Description
Origines historiques
Les racines historiques de l'autonomie
Les origines historiques de l’autonomie du Trentin remontent au Moyen Âge et trouvent leur source dans la spécificité de cette région alpine. C’est à cette époque que se développent dans les Alpes des pratiques d’autogouvernance participatives qui garantissent davantage de libertés aux communautés locales et favorisent l’émergence de modèles de gestion commune des ressources. L’autonomie du Trentin trouve néanmoins son origine dans son caractère de terre frontalière, charnière entre des cultures de part et d’autre des montagnes. C’est dans ce contexte qu’elle acquiert une identité historique où se mêlent différentes ethnies.
1848-1946
La revendication de l’autonomie
Les premières revendications d’autonomie pour le Tyrol italien ont été formulées par les représentants du Trentin au sein de l’Assemblée nationale de Francfort en 1848. Faisant partie de l’Empire autrichien puis de l’Empire austro-hongrois, notre territoire revendique l’autonomie sur la base de considérations économiques et politiques, telles que les larges autonomies garanties aux communes et le fait d’être une minorité linguistique au sein du comté du Tyrol. Restées sans réponse, ces revendications ont retrouvé de la vigueur dans l’Italie libérale, avant d’être à nouveau rejetées par le centralisme fasciste.
5 septembre 1946
Accord De Gasperi-Gruber et premier statut d’autonomie
L’accord De Gasperi-Gruber jette les bases de l’autonomie concrétisée dans le premier statut de 1948. Lors des négociations de paix de la Seconde Guerre mondiale, l’Italie et l’Autriche s’accordent sur les garanties et les droits démocratiques que l’État italien accordera à la communauté germanophone au sein d’un cadre territorial à définir. Ce sera la région du Trentin-Haut-Adige, un territoire à majorité italienne faisant partie d’un système régional inscrit dans la Constitution et progressivement mis en œuvre au cours des décennies suivantes.
Les années 1960
La question du Haut-Adige et la question du Trentin
La crise que traverse la région du Trentin-Haut-Adige trouve principalement son origine dans la demande d’une plus grande autonomie formulée par la communauté germanophone résidant dans la province de Bolzano. La détérioration des relations ethniques, la volonté de l’Autriche de rouvrir la question territoriale, le terrorisme et la réaction sévère des autorités italiennes ne parviennent heureusement pas à exclure une solution politique.

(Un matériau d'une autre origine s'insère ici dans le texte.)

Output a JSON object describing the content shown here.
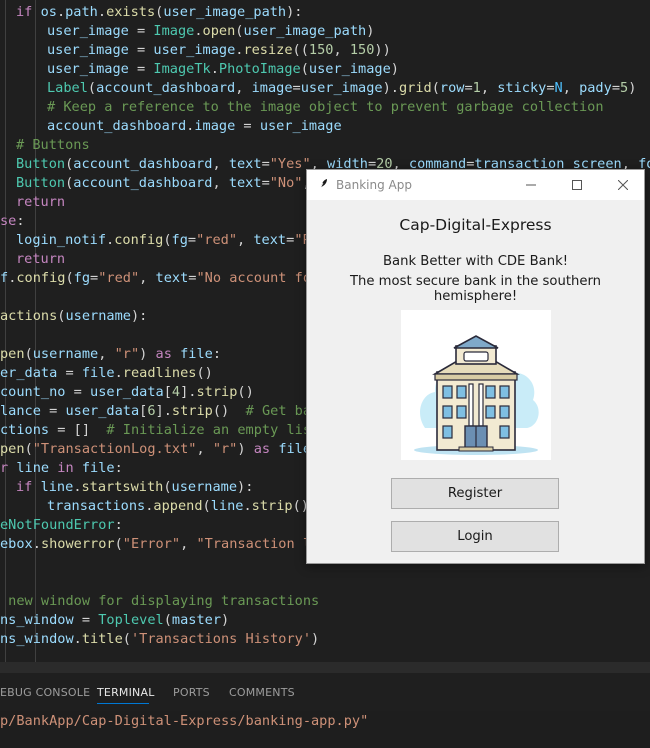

La réforme du Statut soulève à ce stade également une « question du Trentin » concernant le rôle et les fonctions de l’autonomie provinciale du Trentin.
10 novembre 1971
Paquet de mesures et deuxième statut d’autonomie
Les 137 mesures convenues par les gouvernements italien et autrichien pour résoudre la question du Haut-Adige constituent ce qu’on appelle le « paquet pour le Haut-Adige », approuvé en 1969. C’est là que commence le processus menant à l’adoption de la réforme du Statut d’autonomie, par laquelle la région du Trentin-Haut-Adige/Südtirol est progressivement dépouillée de ses fonctions et compétences au profit des provinces autonomes de Bolzano et de Trente. Ce sont ces deux nouvelles entités qui exercent désormais pleinement l’autonomie.
1971-2001
Mise en œuvre de l’autonomie et extension des compétences
Face à la perte de fonctions et de compétences de la région du Trentin-Haut-Adige/Südtirol au profit des deux provinces autonomes, l’autonomie du Trentin s’étend progressivement à des domaines de plus en plus vastes de la vie publique. Il en résulte ainsi une forme d’autonomie qui permet de légiférer au niveau provincial dans pratiquement tous les domaines, à l’exception des domaines relevant traditionnellement du monopole de l’État, tels que l’ordre public, la justice, la sécurité sociale et l’émission de monnaie.
2001-AUJOURD'HUI
L’autonomie dans le nouveau millénaire
L’autonomie garantie par le Statut de 1972 n’est pas restée immuable, mais a été façonnée par une négociation continue avec l’État, qui, selon les circonstances, a tantôt élargi, tantôt réduit les marges d’autonomie. Cela s’est produit tant dans le cadre de réformes constitutionnelles globales concernant l’ordre régional républicain qu’à l’occasion d’événements extraordinaires tels que la crise économique de 2008, la pandémie de coronavirus et la tempête Vaia.